A teaching tipi located near Heritage Link is the newest addition to our historic St. Mary’s University campus. We are excited to have this new Indigenous space on campus as a designated place for learning, celebration, and gathering. 

The tipi was commissioned earlier this summer, through consultation and guidance from our Indigenous Advisory Council.  We worked with our partners in education at the Tsuut’ina Nation to request that Deanna and Bruce Starlight (visit their website here) create for us an 18-foot tipi that we could use for teaching on campus. The purpose of acquiring this new tipi is to be able to have it up consecutively throughout spring and into the fall to use for an Indigenous gathering space, to host Elders on campus, and for teaching spaces centering Indigenous ways of knowing, being, and doing.

The tipi was recently used as a learning environment for a week-long field study course at StMU (Indigenous Field Course, INST301) which invited students into an experiential and transformational space to learn more about themselves and their own relationships to Land through Indigenous ways of knowing, being, and doing. 

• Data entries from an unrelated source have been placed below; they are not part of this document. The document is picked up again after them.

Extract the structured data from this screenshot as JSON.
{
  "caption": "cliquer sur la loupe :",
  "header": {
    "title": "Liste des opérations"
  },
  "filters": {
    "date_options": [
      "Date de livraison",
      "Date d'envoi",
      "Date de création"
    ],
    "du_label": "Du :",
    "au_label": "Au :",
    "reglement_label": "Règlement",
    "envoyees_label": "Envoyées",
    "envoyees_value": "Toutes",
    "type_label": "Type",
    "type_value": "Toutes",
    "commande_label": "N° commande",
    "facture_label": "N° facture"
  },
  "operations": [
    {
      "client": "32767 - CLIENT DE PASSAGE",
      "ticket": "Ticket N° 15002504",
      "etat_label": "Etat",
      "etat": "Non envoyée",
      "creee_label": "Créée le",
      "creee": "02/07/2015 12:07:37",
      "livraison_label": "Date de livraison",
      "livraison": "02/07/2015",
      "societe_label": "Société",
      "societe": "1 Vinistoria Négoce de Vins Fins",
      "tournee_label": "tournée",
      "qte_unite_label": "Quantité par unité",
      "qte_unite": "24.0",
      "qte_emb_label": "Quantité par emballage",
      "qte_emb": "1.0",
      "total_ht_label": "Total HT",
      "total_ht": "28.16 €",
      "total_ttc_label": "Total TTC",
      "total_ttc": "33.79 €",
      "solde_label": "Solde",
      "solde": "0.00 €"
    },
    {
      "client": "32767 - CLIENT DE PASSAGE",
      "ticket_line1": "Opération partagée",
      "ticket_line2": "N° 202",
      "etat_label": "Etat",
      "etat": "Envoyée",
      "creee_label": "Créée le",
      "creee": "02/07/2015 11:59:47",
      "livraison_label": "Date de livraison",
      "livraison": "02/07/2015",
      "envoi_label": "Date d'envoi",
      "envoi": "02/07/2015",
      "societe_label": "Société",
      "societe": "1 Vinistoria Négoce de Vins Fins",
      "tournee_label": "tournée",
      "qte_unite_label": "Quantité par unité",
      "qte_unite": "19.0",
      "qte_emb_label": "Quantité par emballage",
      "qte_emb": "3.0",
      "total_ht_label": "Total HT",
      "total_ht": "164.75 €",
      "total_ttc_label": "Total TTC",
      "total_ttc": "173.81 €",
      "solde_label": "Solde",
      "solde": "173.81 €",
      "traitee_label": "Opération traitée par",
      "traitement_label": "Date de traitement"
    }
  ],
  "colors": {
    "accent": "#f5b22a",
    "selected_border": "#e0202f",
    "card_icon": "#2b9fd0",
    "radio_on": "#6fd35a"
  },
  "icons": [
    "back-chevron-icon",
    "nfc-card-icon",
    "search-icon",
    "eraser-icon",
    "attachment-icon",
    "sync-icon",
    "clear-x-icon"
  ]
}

Indigenous field study students gather in front of our new teaching tipi with their instructor, StMU Director of Indigenous Initiatives, Michelle Scott, and Lakota/Dakota Elder, Evelyn Good Striker

Faculty and staff members are welcomed to use this teaching tipi space for workshops and small classes, and are asked to reach out to Indigenous@stmu.ca to book this space. And although tipis are sometimes known as a four-season lodge, please note that our teaching tipi will be taken down before the snow flies and be put back up once the snow is gone.

Getting this tipi set up on campus has been years in the making, and was made possible with a mental health funding grant from the government. Adding this teaching tipi to our campus is another step in our journey toward learning the truth and walking together toward reconciliACTION.  

“I am so proud to see the tipi standing when I come on to campus, and I know that our Indigenous students, and community members feel the same way. It is both a symbol and a living enactment of what it means to belong to this place, here and now. A tipi is the traditional home for the people of the plains, and it is still used in traditional and ceremonial ways today. To have this tipi is a way for StMU to be welcoming to all Indigenous peoples who now call Mohkinststis home”. 

St. Mary’s University is located in the traditional territories of the Niitsitapi (Blackfoot) and the people of the Treaty 7 region in Southern Alberta, which includes the Siksika, the Piikani, the Kainai, the Tsuut’ina and the Iyahe Nakoda.  We are situated on land where the Bow River meets the Elbow River; the traditional Blackfoot name of this place is “Mohkinstsis,” which we now call the City of Calgary.  The City of Calgary is also home to Métis Nation of Alberta, Region 3.